Ik sluit mij aan bij de vragen die zijn gesteld over het ongewapend moeten uitvoeren van de taken. Juist als er elementen in zitten die onder hoofdstuk 7 vallen, lijkt het geen rare gedachte om de mensen voor hun eigen veiligheid wapens te laten dragen. Ik hoor graag een reactie op dat punt.

Tot slot is de brief van de regering erg summier over de gang van zaken bij een eventuele extractie. Worden daarover sluitende afspraken gemaakt?

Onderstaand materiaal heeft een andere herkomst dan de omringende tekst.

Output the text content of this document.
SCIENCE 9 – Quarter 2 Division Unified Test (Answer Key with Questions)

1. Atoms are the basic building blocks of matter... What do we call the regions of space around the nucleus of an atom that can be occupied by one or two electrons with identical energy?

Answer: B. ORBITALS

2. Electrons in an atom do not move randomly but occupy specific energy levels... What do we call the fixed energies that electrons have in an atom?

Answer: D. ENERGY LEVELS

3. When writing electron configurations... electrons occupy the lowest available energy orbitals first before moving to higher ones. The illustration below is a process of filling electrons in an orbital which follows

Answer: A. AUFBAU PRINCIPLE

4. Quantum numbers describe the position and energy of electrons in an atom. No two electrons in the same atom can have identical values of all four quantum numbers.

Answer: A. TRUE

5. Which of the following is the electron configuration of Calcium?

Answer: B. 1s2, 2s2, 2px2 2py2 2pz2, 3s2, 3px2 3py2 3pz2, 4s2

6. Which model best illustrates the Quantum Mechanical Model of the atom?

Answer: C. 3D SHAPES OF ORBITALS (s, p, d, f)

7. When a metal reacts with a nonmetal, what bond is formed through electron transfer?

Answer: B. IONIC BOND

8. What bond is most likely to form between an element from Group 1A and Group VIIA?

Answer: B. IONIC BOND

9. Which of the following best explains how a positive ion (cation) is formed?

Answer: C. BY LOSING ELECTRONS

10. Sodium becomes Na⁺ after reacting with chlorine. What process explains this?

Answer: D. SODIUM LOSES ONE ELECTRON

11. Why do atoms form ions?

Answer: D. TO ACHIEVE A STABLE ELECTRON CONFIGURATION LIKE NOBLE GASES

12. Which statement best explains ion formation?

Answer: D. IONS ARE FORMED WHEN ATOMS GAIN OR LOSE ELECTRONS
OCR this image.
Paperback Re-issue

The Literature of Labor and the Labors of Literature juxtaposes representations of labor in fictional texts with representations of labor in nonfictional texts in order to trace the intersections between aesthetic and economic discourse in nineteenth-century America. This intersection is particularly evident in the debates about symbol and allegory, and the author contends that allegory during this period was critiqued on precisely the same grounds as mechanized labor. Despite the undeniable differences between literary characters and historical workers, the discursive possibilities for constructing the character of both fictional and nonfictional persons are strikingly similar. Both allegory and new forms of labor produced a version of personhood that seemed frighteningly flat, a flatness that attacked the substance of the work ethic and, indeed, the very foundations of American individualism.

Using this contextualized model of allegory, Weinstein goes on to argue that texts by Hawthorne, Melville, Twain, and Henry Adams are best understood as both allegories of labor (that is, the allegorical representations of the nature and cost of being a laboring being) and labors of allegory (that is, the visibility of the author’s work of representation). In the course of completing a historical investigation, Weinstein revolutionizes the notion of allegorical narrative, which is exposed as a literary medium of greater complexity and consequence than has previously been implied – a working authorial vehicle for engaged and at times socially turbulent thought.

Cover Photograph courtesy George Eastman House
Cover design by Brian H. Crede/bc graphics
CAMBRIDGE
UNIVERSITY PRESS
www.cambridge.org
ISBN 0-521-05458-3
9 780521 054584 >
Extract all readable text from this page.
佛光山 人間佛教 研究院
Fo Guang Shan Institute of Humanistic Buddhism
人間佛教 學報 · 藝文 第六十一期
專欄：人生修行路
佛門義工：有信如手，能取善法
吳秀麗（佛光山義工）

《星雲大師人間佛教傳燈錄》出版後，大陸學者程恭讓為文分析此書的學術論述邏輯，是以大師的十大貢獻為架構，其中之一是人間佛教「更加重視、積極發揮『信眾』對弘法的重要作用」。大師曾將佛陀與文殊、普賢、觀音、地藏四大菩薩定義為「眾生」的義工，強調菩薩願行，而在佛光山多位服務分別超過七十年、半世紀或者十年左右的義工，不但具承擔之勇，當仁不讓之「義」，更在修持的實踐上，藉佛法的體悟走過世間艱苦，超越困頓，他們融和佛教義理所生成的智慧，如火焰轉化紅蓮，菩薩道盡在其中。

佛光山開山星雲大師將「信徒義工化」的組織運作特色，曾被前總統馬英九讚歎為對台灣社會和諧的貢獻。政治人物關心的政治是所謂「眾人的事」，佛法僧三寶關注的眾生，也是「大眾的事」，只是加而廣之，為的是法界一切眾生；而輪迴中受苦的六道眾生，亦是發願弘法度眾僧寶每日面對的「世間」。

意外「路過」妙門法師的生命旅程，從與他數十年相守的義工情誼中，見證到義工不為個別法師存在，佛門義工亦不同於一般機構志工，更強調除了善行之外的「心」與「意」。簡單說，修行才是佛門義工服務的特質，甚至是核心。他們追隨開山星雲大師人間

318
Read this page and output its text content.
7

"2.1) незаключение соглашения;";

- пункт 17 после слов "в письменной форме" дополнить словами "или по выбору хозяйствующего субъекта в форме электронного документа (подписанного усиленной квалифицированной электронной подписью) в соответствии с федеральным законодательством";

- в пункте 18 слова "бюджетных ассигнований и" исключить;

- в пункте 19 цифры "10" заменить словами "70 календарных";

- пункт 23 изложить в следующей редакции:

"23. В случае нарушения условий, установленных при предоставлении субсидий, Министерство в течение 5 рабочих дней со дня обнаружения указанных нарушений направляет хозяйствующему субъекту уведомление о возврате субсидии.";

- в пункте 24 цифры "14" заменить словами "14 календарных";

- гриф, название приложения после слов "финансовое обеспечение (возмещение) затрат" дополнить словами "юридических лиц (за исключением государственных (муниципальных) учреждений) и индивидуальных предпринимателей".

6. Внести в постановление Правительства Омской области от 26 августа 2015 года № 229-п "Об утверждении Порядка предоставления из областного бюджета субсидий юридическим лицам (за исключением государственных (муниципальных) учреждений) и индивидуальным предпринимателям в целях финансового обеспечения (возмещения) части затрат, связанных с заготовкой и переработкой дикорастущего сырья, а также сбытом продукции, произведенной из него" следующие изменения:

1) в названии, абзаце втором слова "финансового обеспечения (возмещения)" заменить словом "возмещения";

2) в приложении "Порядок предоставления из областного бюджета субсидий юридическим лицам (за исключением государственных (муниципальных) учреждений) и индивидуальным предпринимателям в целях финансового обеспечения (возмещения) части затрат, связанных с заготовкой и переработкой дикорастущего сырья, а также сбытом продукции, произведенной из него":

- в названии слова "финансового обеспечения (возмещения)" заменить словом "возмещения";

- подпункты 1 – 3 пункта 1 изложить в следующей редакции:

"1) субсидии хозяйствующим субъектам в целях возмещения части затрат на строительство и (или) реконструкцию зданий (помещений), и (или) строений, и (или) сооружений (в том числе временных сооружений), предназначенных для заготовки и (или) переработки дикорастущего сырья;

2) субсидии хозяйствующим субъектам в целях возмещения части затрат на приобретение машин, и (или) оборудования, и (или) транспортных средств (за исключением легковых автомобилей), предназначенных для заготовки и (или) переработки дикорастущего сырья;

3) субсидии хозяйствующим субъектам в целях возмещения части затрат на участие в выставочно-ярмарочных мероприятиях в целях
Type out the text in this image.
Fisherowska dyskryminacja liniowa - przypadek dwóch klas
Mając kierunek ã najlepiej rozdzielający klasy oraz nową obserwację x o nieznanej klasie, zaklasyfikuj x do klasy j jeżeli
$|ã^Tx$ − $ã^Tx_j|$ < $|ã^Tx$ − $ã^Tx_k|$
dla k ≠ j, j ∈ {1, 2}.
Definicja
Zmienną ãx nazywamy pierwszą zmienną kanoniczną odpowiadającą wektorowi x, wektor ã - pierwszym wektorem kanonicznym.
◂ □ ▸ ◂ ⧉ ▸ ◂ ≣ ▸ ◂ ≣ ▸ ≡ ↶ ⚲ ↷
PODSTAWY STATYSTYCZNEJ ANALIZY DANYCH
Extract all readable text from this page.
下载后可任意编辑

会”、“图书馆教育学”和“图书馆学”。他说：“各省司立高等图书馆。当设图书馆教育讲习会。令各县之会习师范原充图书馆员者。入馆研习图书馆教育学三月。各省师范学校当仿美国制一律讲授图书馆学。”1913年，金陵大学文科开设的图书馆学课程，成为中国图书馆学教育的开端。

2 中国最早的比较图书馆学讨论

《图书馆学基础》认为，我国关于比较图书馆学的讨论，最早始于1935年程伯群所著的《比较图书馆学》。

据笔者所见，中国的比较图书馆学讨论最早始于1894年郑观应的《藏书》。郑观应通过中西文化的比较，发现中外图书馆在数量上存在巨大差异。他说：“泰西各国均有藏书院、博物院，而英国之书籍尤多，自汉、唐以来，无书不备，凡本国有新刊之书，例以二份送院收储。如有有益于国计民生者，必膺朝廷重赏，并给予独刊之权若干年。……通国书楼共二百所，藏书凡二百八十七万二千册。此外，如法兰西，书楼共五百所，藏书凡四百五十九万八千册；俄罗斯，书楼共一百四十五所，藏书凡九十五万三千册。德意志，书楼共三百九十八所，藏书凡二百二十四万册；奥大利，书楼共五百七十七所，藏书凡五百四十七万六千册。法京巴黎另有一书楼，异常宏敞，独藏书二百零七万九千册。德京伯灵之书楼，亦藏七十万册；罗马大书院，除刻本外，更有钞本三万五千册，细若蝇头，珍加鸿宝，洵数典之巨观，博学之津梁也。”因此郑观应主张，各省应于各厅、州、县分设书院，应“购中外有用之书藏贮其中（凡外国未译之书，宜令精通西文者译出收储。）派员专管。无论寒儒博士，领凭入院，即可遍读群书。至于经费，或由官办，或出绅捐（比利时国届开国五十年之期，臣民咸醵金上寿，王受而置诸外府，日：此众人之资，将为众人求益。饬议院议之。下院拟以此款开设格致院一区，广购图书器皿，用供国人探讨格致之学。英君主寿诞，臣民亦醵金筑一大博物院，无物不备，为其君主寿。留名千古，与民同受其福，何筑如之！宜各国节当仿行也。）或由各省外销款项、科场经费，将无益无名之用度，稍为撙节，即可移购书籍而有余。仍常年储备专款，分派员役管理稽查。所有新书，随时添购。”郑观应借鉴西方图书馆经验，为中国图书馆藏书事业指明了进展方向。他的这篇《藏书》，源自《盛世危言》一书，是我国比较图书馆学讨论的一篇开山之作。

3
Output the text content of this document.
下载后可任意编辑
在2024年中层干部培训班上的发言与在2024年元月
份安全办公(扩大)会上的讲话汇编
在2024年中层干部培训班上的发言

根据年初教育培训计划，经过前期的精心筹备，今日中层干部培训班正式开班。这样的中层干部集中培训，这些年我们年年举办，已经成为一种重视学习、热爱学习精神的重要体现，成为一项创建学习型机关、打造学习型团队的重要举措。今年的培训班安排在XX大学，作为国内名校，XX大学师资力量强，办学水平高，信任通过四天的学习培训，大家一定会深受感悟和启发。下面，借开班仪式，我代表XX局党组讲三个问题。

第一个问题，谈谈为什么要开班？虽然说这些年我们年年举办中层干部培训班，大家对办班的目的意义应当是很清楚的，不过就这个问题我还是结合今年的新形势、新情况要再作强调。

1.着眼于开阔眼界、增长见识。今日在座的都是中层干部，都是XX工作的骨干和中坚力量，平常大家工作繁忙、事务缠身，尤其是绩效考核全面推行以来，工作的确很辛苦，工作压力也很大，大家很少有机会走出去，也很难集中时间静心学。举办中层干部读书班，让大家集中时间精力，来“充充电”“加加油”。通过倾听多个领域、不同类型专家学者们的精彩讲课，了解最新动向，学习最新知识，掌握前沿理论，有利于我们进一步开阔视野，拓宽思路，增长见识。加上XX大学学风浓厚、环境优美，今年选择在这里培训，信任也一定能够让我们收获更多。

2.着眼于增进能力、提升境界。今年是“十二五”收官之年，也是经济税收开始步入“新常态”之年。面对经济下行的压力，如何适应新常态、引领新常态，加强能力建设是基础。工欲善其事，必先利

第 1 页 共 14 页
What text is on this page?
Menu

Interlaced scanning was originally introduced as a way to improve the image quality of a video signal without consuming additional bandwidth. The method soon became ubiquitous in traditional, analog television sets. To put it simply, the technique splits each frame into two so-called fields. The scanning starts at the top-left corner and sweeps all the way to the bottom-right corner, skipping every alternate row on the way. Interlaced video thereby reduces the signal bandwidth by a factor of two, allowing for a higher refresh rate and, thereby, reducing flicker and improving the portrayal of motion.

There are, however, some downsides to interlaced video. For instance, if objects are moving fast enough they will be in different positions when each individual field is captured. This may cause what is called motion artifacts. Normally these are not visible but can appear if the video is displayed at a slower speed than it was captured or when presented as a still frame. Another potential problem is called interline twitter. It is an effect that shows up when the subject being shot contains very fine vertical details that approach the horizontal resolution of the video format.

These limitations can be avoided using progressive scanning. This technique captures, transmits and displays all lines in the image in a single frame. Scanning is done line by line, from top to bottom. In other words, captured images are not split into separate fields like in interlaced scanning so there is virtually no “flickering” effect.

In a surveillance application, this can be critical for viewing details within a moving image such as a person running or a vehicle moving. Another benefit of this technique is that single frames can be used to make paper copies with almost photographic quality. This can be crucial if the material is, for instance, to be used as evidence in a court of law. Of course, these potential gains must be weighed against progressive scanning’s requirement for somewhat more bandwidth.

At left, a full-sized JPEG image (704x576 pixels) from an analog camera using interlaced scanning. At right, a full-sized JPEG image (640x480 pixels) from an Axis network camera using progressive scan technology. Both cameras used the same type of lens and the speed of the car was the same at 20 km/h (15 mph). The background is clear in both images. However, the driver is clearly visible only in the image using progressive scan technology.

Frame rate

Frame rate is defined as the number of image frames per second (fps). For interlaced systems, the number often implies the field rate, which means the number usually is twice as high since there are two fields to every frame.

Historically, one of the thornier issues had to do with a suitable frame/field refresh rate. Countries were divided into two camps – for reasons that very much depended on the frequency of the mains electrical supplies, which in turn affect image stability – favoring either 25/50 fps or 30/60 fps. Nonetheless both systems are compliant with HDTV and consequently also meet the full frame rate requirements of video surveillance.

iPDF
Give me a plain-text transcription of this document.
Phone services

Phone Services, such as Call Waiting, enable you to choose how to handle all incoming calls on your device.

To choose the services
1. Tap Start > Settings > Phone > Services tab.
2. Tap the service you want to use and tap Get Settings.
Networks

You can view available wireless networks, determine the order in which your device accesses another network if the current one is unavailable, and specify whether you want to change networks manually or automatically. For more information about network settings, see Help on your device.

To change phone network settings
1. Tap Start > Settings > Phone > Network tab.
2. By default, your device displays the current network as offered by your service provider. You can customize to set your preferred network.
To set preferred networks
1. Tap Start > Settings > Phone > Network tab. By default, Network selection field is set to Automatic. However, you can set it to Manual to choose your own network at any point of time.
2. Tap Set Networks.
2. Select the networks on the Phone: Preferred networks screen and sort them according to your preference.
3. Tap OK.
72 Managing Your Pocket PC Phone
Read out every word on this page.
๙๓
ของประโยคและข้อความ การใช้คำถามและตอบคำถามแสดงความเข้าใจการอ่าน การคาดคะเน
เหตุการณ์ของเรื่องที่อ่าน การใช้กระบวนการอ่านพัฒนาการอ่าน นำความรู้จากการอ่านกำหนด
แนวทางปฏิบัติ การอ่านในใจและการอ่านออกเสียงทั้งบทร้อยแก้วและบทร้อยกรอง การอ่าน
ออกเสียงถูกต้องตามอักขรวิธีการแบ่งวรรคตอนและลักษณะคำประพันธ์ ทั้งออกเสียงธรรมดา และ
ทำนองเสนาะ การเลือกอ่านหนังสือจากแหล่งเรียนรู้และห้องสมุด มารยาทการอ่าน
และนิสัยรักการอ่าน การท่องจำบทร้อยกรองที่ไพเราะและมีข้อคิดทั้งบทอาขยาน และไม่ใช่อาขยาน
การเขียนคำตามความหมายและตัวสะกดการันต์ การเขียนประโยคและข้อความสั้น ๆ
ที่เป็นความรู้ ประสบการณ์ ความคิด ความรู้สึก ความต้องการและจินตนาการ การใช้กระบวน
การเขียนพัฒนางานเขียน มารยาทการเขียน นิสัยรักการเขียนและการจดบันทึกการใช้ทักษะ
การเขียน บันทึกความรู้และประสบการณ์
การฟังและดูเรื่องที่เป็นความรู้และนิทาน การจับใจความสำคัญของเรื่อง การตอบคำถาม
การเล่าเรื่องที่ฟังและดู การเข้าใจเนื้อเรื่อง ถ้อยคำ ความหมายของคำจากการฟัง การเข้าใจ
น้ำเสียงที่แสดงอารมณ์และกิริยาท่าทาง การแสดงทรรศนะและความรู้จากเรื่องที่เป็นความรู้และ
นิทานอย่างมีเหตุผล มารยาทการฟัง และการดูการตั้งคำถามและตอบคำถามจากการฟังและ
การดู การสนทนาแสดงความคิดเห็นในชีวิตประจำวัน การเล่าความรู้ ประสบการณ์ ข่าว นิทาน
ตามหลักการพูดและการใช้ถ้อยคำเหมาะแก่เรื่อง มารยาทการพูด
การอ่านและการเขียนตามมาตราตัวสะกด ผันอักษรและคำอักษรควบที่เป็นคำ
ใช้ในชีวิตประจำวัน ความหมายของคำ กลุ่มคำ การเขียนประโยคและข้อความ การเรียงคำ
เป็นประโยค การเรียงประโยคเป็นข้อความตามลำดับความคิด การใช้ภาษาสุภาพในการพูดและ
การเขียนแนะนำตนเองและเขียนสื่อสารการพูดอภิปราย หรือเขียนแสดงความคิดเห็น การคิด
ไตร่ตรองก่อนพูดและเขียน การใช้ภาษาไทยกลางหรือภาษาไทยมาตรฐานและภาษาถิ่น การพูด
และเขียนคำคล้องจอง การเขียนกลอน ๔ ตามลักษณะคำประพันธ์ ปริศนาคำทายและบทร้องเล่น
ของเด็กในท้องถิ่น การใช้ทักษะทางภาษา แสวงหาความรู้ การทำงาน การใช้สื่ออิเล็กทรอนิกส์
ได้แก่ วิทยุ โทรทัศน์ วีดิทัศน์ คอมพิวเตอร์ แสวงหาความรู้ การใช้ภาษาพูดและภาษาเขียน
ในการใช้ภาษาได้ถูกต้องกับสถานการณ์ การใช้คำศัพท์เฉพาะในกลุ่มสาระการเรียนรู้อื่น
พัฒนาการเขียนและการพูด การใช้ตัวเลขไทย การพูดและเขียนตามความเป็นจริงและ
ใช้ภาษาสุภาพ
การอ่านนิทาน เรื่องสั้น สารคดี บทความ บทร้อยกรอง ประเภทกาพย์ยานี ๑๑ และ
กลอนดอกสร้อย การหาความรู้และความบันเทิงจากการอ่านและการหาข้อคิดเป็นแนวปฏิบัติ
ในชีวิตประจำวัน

Mevrouw Karimi (GroenLinks): Voorzitter. Het Afrikabeleid is een prioriteit van dit kabinet. Dat wordt ook hier in de Kamer algemeen gesteund. Tot nu toe is het echter beperkt gebleven tot het werk dat de minister voor Ontwikkelingssamenwerking doet. Ondanks het feit dat zij stabiliteit en veiligheid in haar beleid centraal heeft gesteld, zagen wij tot nu toe weinig uitwerking van een integraal, samenhangend beleid ten aanzien van Afrika. Nu wordt een eerste stap gezet met het voorstel dat nu voorligt: de deelname van 30 militairen en politiemedewerkers bij de VN-missie in het zuiden van Sudan. Het is een eerste bescheiden stap in de goede richting. Mijn fractie heeft altijd gepleit voor meer betrokkenheid van de Nederlandse regering bij de VN-missies in Afrika. Helaas duurde het heel lang, maar goed, het is een heel goede eerste stap.Minister Kamp gebruikt Afrika veelal als een voorbeeld voor allerlei Defensiebehoeften. Zelfs het kopen van kruisraketten kan hij met ellende onderbouwen, maar in het zetten van stappen in de richting van Afrika is hij tot nu toe wel heel terughoudend geweest. Voor de GroenLinks-fractie vormt de aanschaf van kruisraketten overigens geen enkele voorwaarde voor betrokkenheid bij Afrika.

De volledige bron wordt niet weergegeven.